I would like us to pay a visit to my beloved continent of Africa. A continent rich in resources, people, and undeniable natural beauty, while simultaneously riddled with its issues. One of the many problems that face the continent today is the state of health care in the majority of its countries. The lack of manpower and resources makes taking care of patients and managing diseases that much more challenging. Diabetes has become one of the leading diseases in the western world, and on the African continent, it is making its presence well known.
Having lived on the continent for the majority of my life, I know a thing or two about the African diet. Our diet is rich in carbohydrate foods, our dishes filled with rice, yam, cassava, and bread. These types of foods, when eaten consistently, can increase blood sugar levels over an extended period and eventually lead to diabetes. (The mechanism of diabetes will be discussed in a future blog post). Therefore, it is not surprising that a study published in 2004 by Epidemiologist Dr. Sarah Wild suggested that the greatest increase in the number of diabetic patients is expected to occur in Asia and Africa by 2030. With the disease on the rise on the continent, the technology and methods to detect diabetes have not caught up. According to the International Diabetes Federation’s current atlas, nearly two-thirds of Africans with diabetes are undiagnosed.
Foot complications in patients with diabetes are a major health concern. Cavanagh et. al (2008) asserts that complications from diabetes are most commonly found in the lower extremities. The complications arise because of damaged nerves and reduced blood flow to the lower area of the body. This leads to the loss of sensation in the foot, which predisposes diabetic patients to unrecognized injury and ulcerations (Rahman et al., 2006). In many unfortunate cases, this can lead to infection and amputation (Charanga et. Al (2004). Losing parts of a limb or major amputations are the most feared problems in the diabetic population. In Africa, amputations and limb loss occur frequently. Unfortunately, the lack of podiatry knowledge and practice makes the management of diabetic feet much more challenging. According to Dr. Andrew Clarke, a podiatrist in South Africa, diabetes has accounted for 60% of the non-traumatic lower extremity amputation in public hospitals in the Cape Town Metropole. In fact, every 30 seconds a lower limb is lost to diabetes, a staggering estimate! In Lagos, Nigeria, diabetic foot ulcers account for 55% of amputations, and the procedure itself has a mortality rate of 20%. That means that for every 10 amputations performed, 2 individuals will not survive.

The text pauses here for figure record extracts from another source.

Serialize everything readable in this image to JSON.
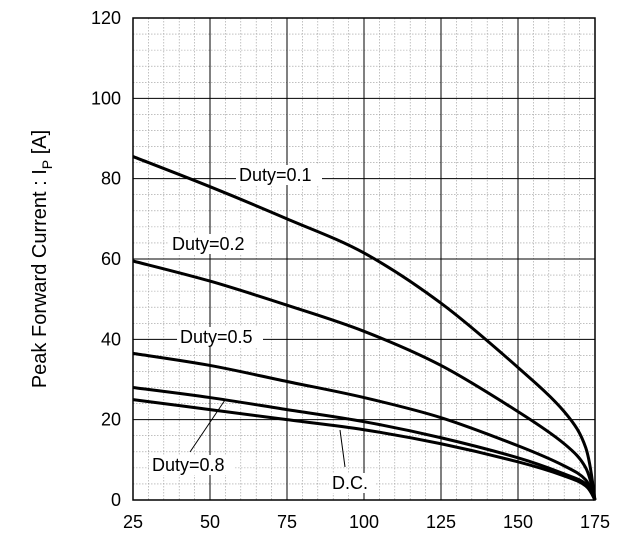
{
  "chart_data": {
    "type": "line",
    "title": "",
    "xlabel": "",
    "ylabel": {
      "main": "Peak Forward Current : I",
      "sub": "P",
      "unit": " [A]"
    },
    "xlim": [
      25,
      175
    ],
    "ylim": [
      0,
      120
    ],
    "xticks": [
      "25",
      "50",
      "75",
      "100",
      "125",
      "150",
      "175"
    ],
    "yticks": [
      "0",
      "20",
      "40",
      "60",
      "80",
      "100",
      "120"
    ],
    "grid": true,
    "series": [
      {
        "name": "Duty=0.1",
        "x": [
          25,
          50,
          75,
          100,
          125,
          150,
          165,
          172,
          175
        ],
        "y": [
          85.5,
          78,
          70,
          61.5,
          49,
          33,
          22,
          13,
          0
        ]
      },
      {
        "name": "Duty=0.2",
        "x": [
          25,
          50,
          75,
          100,
          125,
          150,
          165,
          172,
          175
        ],
        "y": [
          59.5,
          54.5,
          48.5,
          42,
          33.5,
          22,
          14,
          8,
          0
        ]
      },
      {
        "name": "Duty=0.5",
        "x": [
          25,
          50,
          75,
          100,
          125,
          150,
          165,
          172,
          175
        ],
        "y": [
          36.5,
          33.5,
          29.5,
          25.5,
          20.5,
          13.5,
          8.5,
          5,
          0
        ]
      },
      {
        "name": "Duty=0.8",
        "x": [
          25,
          50,
          75,
          100,
          125,
          150,
          165,
          172,
          175
        ],
        "y": [
          28,
          25.5,
          22.5,
          19.5,
          15.5,
          10.5,
          6.5,
          4,
          0
        ]
      },
      {
        "name": "D.C.",
        "x": [
          25,
          50,
          75,
          100,
          125,
          150,
          165,
          172,
          175
        ],
        "y": [
          25,
          22.5,
          20,
          17.5,
          14,
          9.5,
          6,
          3.5,
          0
        ]
      }
    ],
    "annotations": [
      {
        "text": "Duty=0.1",
        "series": "Duty=0.1"
      },
      {
        "text": "Duty=0.2",
        "series": "Duty=0.2"
      },
      {
        "text": "Duty=0.5",
        "series": "Duty=0.5"
      },
      {
        "text": "Duty=0.8",
        "series": "Duty=0.8"
      },
      {
        "text": "D.C.",
        "series": "D.C."
      }
    ]
  }
}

The management of diabetic feet continues to be a challenge for healthcare professionals in Africa. Factors such as finances, lack of resources, inadequate training, education, and little government support have made the management of diabetes and its complications arduous. The training of qualified personnel such as podiatrists, medical doctors, nurses, and hospital administrators is in high demand to prevent the escalating effects of this debilitating disease. Diabetes care in Africa is inefficient and needs to change; bold steps need to be taken to manage the condition and its complications properly.